SPD Frankfurt am Main

Pressemitteilung:

Frankfurt am Main, 20. Oktober 2015

Wiedersehen mit einem alten Projekt: Schwarz-Grün legt zehn Jahre nach dem Beschluss der Stadtverordnetenversammlung eine Machbarkeitsstudie über eine Straßenbahnringline vor – Machbarkeitsstudien statt Umsetzungen

Klaus Oesterling – Vorsitzender der SPD-Fraktion im Römer:
Klaus Oesterling

„Wiedersehen macht Freude“. Mit diesen Worten reagierte der Vorsitzende der SPD-Fraktion im Römer, Klaus Oesterling, auf die Vorlage einer Machbarkeitsstudie zum Bau einer Ringstraßenbahnlinie durch den schwarz-grünen Magistrat. „Die Stadtverordnetenversammlung hat Ende 2005 beschlossen, die Ringstraßenbahnlinie in den Gesamtverkehrsplan aufzunehmen. Das war noch in der Endphase des Vierers“. Der Beschluss dazu sei einstimmig gefasst worden, insbesondere mit den Stimmen von CDU, SPD, Grünen, Linkspartei und FDP. „Anfang 2006 kam dann Schwarz-Grün an die Macht. Seitdem hat man zehn Jahre von dem Projekt nichts mehr gehört“, so Oesterling. Wenn nun die schwarz-grüne Koalition kurz vor ihrem Ende lediglich eine Machbarkeitsstudie vorlege, sei dies absolut enttäuschend. Dass die Straßenbahnringlinie machbar sei, sei eine Binsenweisheit, werde von niemanden bestritten und habe keinerlei Nachrichtenwert. Nach zehn Jahren hätte man von Schwarz-Grün eine Bau- und Finanzierungsvorlageerwarten können, mindestens jedoch eine Kosten- und Nutzenanalyse nach dem „Standardisierten Verfahren“, was Voraussetzung für die Zuschussgewährung sei.

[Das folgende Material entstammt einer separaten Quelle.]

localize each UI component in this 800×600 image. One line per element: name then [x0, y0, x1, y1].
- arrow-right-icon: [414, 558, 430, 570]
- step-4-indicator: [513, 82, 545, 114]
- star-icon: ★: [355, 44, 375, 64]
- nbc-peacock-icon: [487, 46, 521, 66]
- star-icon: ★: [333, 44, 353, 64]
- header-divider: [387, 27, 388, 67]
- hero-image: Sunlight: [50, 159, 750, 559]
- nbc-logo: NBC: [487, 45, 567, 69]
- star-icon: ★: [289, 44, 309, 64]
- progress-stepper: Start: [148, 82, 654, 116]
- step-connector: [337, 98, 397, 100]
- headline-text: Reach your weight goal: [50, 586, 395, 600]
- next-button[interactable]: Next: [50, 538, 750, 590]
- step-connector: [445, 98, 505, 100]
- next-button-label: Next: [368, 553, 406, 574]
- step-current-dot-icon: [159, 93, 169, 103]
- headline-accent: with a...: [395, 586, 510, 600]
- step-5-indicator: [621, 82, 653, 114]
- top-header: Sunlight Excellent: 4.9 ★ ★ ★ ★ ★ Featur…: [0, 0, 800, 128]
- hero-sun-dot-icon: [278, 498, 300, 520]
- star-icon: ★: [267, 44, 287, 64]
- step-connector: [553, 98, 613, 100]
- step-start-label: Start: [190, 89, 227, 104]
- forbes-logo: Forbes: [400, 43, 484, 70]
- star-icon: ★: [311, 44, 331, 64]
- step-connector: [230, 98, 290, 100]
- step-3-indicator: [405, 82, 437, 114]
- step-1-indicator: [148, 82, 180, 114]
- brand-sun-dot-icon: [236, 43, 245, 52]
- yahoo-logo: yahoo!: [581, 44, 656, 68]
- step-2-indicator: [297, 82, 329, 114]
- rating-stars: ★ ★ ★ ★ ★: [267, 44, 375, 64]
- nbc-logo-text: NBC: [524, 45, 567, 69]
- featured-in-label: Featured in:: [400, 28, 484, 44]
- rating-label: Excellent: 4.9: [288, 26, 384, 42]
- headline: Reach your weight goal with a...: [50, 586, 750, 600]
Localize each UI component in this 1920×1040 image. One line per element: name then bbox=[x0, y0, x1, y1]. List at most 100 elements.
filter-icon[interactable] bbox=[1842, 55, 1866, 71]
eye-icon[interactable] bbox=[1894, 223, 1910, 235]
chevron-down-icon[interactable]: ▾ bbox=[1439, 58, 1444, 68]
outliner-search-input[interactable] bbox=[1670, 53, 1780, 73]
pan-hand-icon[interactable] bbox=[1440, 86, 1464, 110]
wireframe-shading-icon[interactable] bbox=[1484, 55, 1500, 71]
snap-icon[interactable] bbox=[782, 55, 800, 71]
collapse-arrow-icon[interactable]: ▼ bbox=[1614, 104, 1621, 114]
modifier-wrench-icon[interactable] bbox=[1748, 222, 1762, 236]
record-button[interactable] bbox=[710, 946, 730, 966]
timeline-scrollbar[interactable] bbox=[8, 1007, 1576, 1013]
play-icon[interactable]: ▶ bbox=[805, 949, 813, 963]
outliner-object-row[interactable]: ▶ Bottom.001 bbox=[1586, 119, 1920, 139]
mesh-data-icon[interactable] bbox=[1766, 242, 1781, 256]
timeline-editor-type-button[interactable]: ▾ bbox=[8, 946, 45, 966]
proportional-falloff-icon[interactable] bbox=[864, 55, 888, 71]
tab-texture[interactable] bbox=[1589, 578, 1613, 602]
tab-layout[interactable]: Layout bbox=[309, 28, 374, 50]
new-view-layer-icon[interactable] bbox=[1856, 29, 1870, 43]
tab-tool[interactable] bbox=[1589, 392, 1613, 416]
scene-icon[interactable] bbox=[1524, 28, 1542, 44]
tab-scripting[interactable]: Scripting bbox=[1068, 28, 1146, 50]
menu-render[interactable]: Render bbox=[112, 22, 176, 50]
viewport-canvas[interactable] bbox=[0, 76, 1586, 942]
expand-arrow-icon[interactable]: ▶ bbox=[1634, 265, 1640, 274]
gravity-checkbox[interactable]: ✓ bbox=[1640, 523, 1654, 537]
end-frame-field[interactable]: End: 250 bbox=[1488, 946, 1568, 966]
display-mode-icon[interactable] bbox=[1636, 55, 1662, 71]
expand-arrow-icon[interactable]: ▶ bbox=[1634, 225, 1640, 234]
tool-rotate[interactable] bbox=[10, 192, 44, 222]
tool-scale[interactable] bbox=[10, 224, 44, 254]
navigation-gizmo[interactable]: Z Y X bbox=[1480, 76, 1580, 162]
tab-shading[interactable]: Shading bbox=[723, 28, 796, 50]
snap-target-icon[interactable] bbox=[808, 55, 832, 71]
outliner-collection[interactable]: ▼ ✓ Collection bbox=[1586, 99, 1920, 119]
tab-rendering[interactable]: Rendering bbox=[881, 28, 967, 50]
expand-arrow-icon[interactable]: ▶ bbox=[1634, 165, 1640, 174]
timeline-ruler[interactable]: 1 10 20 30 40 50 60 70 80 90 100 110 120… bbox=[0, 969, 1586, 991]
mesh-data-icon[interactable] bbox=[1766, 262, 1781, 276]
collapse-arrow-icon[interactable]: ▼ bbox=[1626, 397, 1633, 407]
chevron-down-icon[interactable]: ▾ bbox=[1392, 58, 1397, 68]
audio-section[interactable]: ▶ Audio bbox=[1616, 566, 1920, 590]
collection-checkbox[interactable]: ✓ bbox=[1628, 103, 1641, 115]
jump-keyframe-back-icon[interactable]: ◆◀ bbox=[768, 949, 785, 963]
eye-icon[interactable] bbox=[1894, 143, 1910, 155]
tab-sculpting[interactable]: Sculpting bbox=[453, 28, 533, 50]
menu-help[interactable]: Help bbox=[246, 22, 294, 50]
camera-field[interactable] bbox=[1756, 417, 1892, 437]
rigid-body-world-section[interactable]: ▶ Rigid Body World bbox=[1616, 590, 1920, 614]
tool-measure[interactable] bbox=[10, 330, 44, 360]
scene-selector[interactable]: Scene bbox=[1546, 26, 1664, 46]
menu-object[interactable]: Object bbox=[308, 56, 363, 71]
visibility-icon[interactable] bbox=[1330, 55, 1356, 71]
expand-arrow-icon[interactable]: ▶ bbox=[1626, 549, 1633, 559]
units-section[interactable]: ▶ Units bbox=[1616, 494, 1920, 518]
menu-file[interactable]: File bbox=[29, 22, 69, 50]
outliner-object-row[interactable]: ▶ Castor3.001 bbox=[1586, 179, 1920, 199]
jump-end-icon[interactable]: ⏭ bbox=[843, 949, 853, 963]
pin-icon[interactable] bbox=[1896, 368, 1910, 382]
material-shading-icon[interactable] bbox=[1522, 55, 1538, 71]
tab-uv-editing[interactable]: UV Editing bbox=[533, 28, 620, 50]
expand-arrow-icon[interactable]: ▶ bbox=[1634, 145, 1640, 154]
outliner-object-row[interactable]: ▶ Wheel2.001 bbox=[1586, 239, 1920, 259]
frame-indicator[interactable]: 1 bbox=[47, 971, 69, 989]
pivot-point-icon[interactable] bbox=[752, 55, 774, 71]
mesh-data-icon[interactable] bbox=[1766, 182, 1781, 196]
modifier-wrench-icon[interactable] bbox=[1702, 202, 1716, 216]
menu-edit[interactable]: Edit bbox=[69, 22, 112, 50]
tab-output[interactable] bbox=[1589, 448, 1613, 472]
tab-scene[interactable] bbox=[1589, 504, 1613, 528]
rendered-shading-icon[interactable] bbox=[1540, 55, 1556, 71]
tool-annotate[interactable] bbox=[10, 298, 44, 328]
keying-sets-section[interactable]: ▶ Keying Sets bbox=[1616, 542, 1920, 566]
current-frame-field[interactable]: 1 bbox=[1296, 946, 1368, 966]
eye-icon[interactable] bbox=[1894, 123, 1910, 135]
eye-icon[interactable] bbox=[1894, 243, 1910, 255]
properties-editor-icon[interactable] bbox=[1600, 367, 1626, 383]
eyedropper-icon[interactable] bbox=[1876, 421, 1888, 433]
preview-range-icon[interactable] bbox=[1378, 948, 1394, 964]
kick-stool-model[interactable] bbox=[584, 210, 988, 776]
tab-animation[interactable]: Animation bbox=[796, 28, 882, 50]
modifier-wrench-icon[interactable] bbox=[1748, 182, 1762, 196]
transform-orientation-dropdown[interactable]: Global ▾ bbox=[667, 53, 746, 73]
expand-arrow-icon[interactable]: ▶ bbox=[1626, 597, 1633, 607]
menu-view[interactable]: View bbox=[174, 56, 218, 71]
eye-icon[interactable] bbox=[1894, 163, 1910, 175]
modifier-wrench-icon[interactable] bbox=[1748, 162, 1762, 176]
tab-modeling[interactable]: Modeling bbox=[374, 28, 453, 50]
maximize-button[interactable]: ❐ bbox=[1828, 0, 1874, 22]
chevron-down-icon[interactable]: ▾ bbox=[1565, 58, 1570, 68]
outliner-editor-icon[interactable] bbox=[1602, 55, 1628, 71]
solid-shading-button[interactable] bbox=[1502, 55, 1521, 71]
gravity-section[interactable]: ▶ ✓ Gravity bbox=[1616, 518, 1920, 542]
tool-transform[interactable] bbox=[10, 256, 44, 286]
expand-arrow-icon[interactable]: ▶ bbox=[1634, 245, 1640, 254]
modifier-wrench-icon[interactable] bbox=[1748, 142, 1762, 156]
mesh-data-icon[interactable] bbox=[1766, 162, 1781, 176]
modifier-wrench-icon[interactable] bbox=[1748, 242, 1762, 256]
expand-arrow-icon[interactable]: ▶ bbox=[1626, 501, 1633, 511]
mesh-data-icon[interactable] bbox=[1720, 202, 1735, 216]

Oesterling sieht im Verhalten von Schwarz-Grün ein weiteres Beispiel für die virtuelle Politik der derzeitigen Regierungskoalition. Die Koalition lege wenige Monate vor der Wahl eine Flut von Studien und Grundsatzpapieren vor. Beispiele seien neben der jetzt vorgelegten Machbarkeitsstudie zur Ringstraßenbahn die Untersuchungen zum Lückenschluss der U-Bahn zwischen der Bockenheimer Warte und Ginnheim, das Mobilitätskonzept, die Bestandsaufnehme zum Integrierten Stadtentwicklungskonzept

und das Innenstadtkonzept. Damit solle verschleiert werden, wie wenig die Koalition in den letzten zehn Jahren umgesetzt habe: Das bei der Beschlussfassung über den GVP vor nunmehr 10 Jahren mit oberster Priorität beschlossene ÖPNV-Vorhaben, der Lückenschluss der D-Linie, sei von Schwarz-Grün ohne jede Not gekippt worden, obwohl die Finanzierung gesichert gewesen sei. Bei der Erschließung des Europaviertels werde Schwarz-Grün zehn Jahre nach der Aufnahme in den GVP vor der Wahl höchstens noch den ersten Spatenstich realisieren, was unter anderem durch die von der Koalition vorgenommene dreimalige Umplanung (unterirdisch – oberirdisch – unterirdisch – oberirdisch) verursacht worden sei. Bei der Regionaltangente West gebe es den gleichen Stand wie vor zehn Jahren: Alle seien dafür, aber die Finanzierung von Bau und Betrieb seien völlig ungeklärt. Noch nicht einmal die Einleitung eines Planfeststellungsverfahrens sei absehbar.